Limbaugh pointed out that the 2020 presidential election is especially important because the Democratic Party simply isn't what it used to be.

“We're not going to have the kind of country everybody thinks we're going to have," he predicted. "This is not the old 'Republicans versus Democrats,' where we all have the same objectives, just different philosophies on how to get there. They do not have those objectives any more. Their purpose is to erase the Constitution, start over rewriting it, eliminating the concept of 'The citizen has rights which prevail over government.'"

Limbaugh continued, pointing out that the notion is frightening at best. “It's serious, and it's scary, and we don't have a choice," he insisted. "You have to get out there and vote Trump."
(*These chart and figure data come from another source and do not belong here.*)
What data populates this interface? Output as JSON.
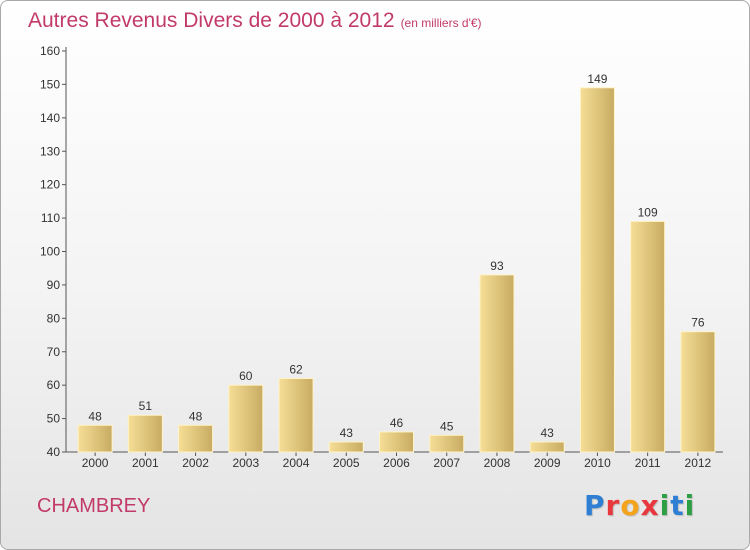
{
  "header": {
    "title": "Autres Revenus Divers de 2000 à 2012",
    "subtitle": "(en milliers d'€)"
  },
  "footer": {
    "place": "CHAMBREY",
    "brand_letters": [
      {
        "ch": "P",
        "color": "#2e7fd4"
      },
      {
        "ch": "r",
        "color": "#e8383d"
      },
      {
        "ch": "o",
        "color": "#f3a31c"
      },
      {
        "ch": "x",
        "color": "#e8383d"
      },
      {
        "ch": "i",
        "color": "#2e9e44"
      },
      {
        "ch": "t",
        "color": "#2e7fd4"
      },
      {
        "ch": "i",
        "color": "#2e9e44"
      }
    ]
  },
  "colors": {
    "accent": "#c23a6a",
    "bar_light": "#f6de96",
    "bar_dark": "#c8ab62"
  },
  "chart_data": {
    "type": "bar",
    "title": "Autres Revenus Divers de 2000 à 2012",
    "subtitle": "(en milliers d'€)",
    "xlabel": "",
    "ylabel": "",
    "categories": [
      "2000",
      "2001",
      "2002",
      "2003",
      "2004",
      "2005",
      "2006",
      "2007",
      "2008",
      "2009",
      "2010",
      "2011",
      "2012"
    ],
    "values": [
      48,
      51,
      48,
      60,
      62,
      43,
      46,
      45,
      93,
      43,
      149,
      109,
      76
    ],
    "yticks": [
      40,
      50,
      60,
      70,
      80,
      90,
      100,
      110,
      120,
      130,
      140,
      150,
      160
    ],
    "ylim": [
      40,
      160
    ],
    "grid": false,
    "legend": "none",
    "data_labels": true
  }
}
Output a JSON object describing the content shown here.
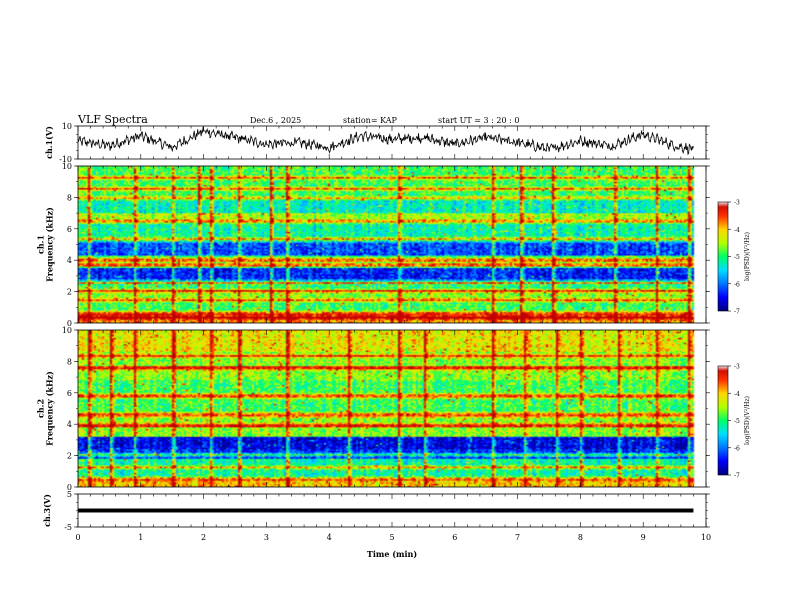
{
  "header": {
    "title": "VLF Spectra",
    "date": "Dec.6 , 2025",
    "station": "station= KAP",
    "start_ut": "start UT = 3 : 20 : 0"
  },
  "colors": {
    "background": "#ffffff",
    "axis": "#000000",
    "waveform": "#000000",
    "colormap": [
      "#000080",
      "#0000ff",
      "#0078ff",
      "#00e0ff",
      "#00ff64",
      "#b4ff00",
      "#ffd700",
      "#ff3000",
      "#c00000",
      "#ffffff"
    ]
  },
  "chart_data": [
    {
      "type": "line",
      "id": "ch1-waveform",
      "ylabel": "ch.1(V)",
      "ylim": [
        -10,
        10
      ],
      "yticks": [
        "10",
        "-10"
      ],
      "xlim": [
        0,
        10
      ],
      "x": [
        0,
        0.5,
        1,
        1.5,
        2,
        2.5,
        3,
        3.5,
        4,
        4.5,
        5,
        5.5,
        6,
        6.5,
        7,
        7.5,
        8,
        8.5,
        9,
        9.5,
        9.8
      ],
      "values": [
        1,
        -2,
        4,
        -3,
        7,
        3,
        -1,
        0,
        -3,
        4,
        2,
        3,
        -1,
        3,
        0,
        -4,
        1,
        -2,
        5,
        -2,
        -4
      ]
    },
    {
      "type": "heatmap",
      "id": "ch1-spectrogram",
      "ylabel": "ch.1\nFrequency (kHz)",
      "ylim": [
        0,
        10
      ],
      "yticks": [
        "0",
        "2",
        "4",
        "6",
        "8",
        "10"
      ],
      "xlim": [
        0,
        10
      ],
      "data_end_min": 9.8,
      "colorbar": {
        "label": "log(PSD)(V²/Hz)",
        "range": [
          -7,
          -3
        ],
        "ticks": [
          "-3",
          "-4",
          "-5",
          "-6",
          "-7"
        ]
      },
      "bands": [
        {
          "f0": 0,
          "f1": 0.6,
          "level": -3.8
        },
        {
          "f0": 0.6,
          "f1": 1.5,
          "level": -4.9
        },
        {
          "f0": 1.5,
          "f1": 2.1,
          "level": -4.6
        },
        {
          "f0": 2.1,
          "f1": 2.6,
          "level": -5.0
        },
        {
          "f0": 2.6,
          "f1": 3.5,
          "level": -6.4
        },
        {
          "f0": 3.5,
          "f1": 4.3,
          "level": -5.0
        },
        {
          "f0": 4.3,
          "f1": 5.3,
          "level": -6.2
        },
        {
          "f0": 5.3,
          "f1": 6.6,
          "level": -5.2
        },
        {
          "f0": 6.6,
          "f1": 7.0,
          "level": -4.5
        },
        {
          "f0": 7.0,
          "f1": 8.0,
          "level": -5.3
        },
        {
          "f0": 8.0,
          "f1": 10,
          "level": -4.9
        }
      ],
      "lines_khz": [
        0.3,
        0.6,
        1.4,
        2.0,
        2.6,
        3.7,
        4.0,
        5.3,
        6.5,
        8.0,
        8.6,
        9.3
      ],
      "bursts_min": [
        0.15,
        0.9,
        1.5,
        1.9,
        2.1,
        2.55,
        3.05,
        3.3,
        5.08,
        6.6,
        7.05,
        7.55,
        8.55,
        9.2,
        9.7
      ]
    },
    {
      "type": "heatmap",
      "id": "ch2-spectrogram",
      "ylabel": "ch.2\nFrequency (kHz)",
      "ylim": [
        0,
        10
      ],
      "yticks": [
        "0",
        "2",
        "4",
        "6",
        "8",
        "10"
      ],
      "xlim": [
        0,
        10
      ],
      "data_end_min": 9.8,
      "colorbar": {
        "label": "log(PSD)(V²/Hz)",
        "range": [
          -7,
          -3
        ],
        "ticks": [
          "-3",
          "-4",
          "-5",
          "-6",
          "-7"
        ]
      },
      "bands": [
        {
          "f0": 0,
          "f1": 0.5,
          "level": -4.0
        },
        {
          "f0": 0.5,
          "f1": 1.8,
          "level": -5.2
        },
        {
          "f0": 1.8,
          "f1": 2.4,
          "level": -6.3
        },
        {
          "f0": 2.4,
          "f1": 3.2,
          "level": -6.6
        },
        {
          "f0": 3.2,
          "f1": 4.5,
          "level": -4.6
        },
        {
          "f0": 4.5,
          "f1": 6.8,
          "level": -4.9
        },
        {
          "f0": 6.8,
          "f1": 8.6,
          "level": -4.6
        },
        {
          "f0": 8.6,
          "f1": 10,
          "level": -4.2
        }
      ],
      "lines_khz": [
        0.5,
        1.2,
        2.0,
        3.9,
        4.6,
        5.8,
        7.6,
        8.4
      ],
      "bursts_min": [
        0.15,
        0.5,
        0.9,
        1.5,
        2.1,
        2.55,
        3.3,
        4.3,
        5.1,
        5.5,
        6.6,
        7.1,
        7.6,
        8.0,
        8.6,
        9.2,
        9.7
      ]
    },
    {
      "type": "line",
      "id": "ch3-trace",
      "ylabel": "ch.3(V)",
      "ylim": [
        -5,
        5
      ],
      "yticks": [
        "5",
        "-5"
      ],
      "xlim": [
        0,
        10
      ],
      "xlabel": "Time (min)",
      "xticks": [
        "0",
        "1",
        "2",
        "3",
        "4",
        "5",
        "6",
        "7",
        "8",
        "9",
        "10"
      ],
      "x": [
        0,
        9.8
      ],
      "values": [
        0,
        0
      ],
      "band_halfwidth_v": 0.6
    }
  ]
}
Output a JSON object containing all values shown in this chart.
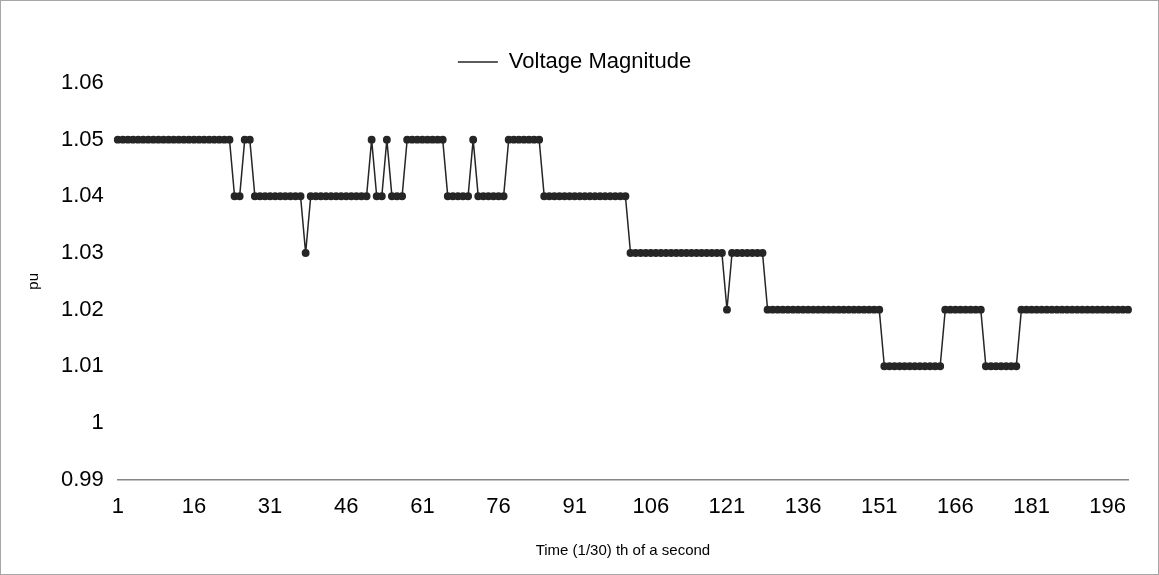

Limbaugh added, "It's got to be Trump ... we've got to be America."

Your Real Anchorman live from home library. https://t.co/XMtCQohgNf
— Rush H. Limbaugh (@Rush H. Limbaugh)1603756205.0

What else?

Following his admission that his lung cancer has taken a turn for the worse, the conservative commentator pointed out that he's heavily relying on his Christian faith to endure until it's time to go home.

"I have a personal relationship with Jesus Christ," the host said during last week's broadcast. "It is of immense value, strength, confidence. And that's why I'm able to remain fully committed to the idea that what is supposed to happen will happen when it's meant to."

"There's some comfort in knowing that some things are not in our hands," Limbaugh added. "There's a lot of fear associated with that, too. But there is some comfort. It's helpful to be able to trust and to believe in a higher plan."